1. Ontstaan en loop van het geding
Op 31 maart 2008 heeft vergunninghouder bij verweerder een bouwaanvraag ingediend voor de bouw van een woning op het perceel [adres perceel] te [plaatsnaam]
Bij besluit van 15 juli 2008, verzonden 30 juli 2008 heeft verweerder vergunninghouder bouwvergunning voor het bouwplan verleend.
Tegen dit besluit heeft onder meer verzoekster bij brief van 6 september 2008, ontvangen op 8 september 2008, bezwaar gemaakt bij verweerder.
Bij besluit van 15 april 2009 heeft verweerder, overeenkomstig het advies van de commissie voor de bezwaarschriften, het bezwaar van verzoekster ongegrond verklaard en de verleende bouwvergunning gehandhaafd.
Tegen dit besluit heeft verzoekster bij brief van 27 mei 2009, ingekomen op 29 mei 2009, beroep ingesteld bij de rechtbank Dordrecht.
Bij brief van eveneens 27 mei 2009 heeft verzoekster een verzoek om voorlopige voorziening ingediend bij de voorzieningenrechter van de rechtbank Dordrecht.
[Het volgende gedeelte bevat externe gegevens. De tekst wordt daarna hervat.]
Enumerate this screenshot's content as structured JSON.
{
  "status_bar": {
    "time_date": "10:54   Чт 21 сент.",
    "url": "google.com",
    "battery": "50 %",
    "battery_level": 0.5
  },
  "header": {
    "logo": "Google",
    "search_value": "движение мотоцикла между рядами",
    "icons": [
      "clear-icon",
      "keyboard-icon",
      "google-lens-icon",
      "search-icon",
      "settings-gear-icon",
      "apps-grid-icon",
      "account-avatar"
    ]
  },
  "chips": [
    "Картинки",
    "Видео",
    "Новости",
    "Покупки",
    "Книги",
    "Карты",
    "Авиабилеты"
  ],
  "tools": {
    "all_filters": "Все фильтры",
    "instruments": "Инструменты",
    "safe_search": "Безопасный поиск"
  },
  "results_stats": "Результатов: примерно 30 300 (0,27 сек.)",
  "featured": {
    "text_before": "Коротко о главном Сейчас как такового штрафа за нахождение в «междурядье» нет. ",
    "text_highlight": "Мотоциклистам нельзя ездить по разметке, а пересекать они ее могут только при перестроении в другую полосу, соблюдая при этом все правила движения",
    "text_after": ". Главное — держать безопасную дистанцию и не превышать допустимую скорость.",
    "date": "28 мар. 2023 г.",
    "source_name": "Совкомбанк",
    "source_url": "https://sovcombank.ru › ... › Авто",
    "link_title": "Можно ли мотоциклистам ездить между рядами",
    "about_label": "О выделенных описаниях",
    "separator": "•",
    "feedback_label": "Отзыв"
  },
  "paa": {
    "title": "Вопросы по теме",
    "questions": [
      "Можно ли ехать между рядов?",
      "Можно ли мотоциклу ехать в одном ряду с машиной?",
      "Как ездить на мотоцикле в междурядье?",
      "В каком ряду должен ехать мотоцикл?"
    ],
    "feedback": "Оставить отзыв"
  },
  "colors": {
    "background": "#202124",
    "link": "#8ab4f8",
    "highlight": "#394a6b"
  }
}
Het verzoek om voorlopige voorziening is op 24 juni 2009 ter zitting behandeld.
Namens verzoekster is verschenen [naam voorzitster], voorzitster, vergezeld van [naam lid], lid van de Welstands- en Monumentencommissie gemeente Dordrecht.
Verweerder is verschenen bij gemachtigde.
Vergunninghouder is in persoon verschenen, vergezeld van zijn gemachtigde en [naam X]
2. Overwegingen
2.1. Wettelijk kader
2.1.1. Ingevolge artikel 8:81, eerste lid, van de Algemene wet bestuursrecht (hierna: Awb), voor zover hier van belang, kan, indien tegen een besluit bij de rechtbank beroep is ingesteld, op verzoek een voorlopige voorziening worden getroffen indien onverwijlde spoed, gelet op de betrokken belangen, dat vereist.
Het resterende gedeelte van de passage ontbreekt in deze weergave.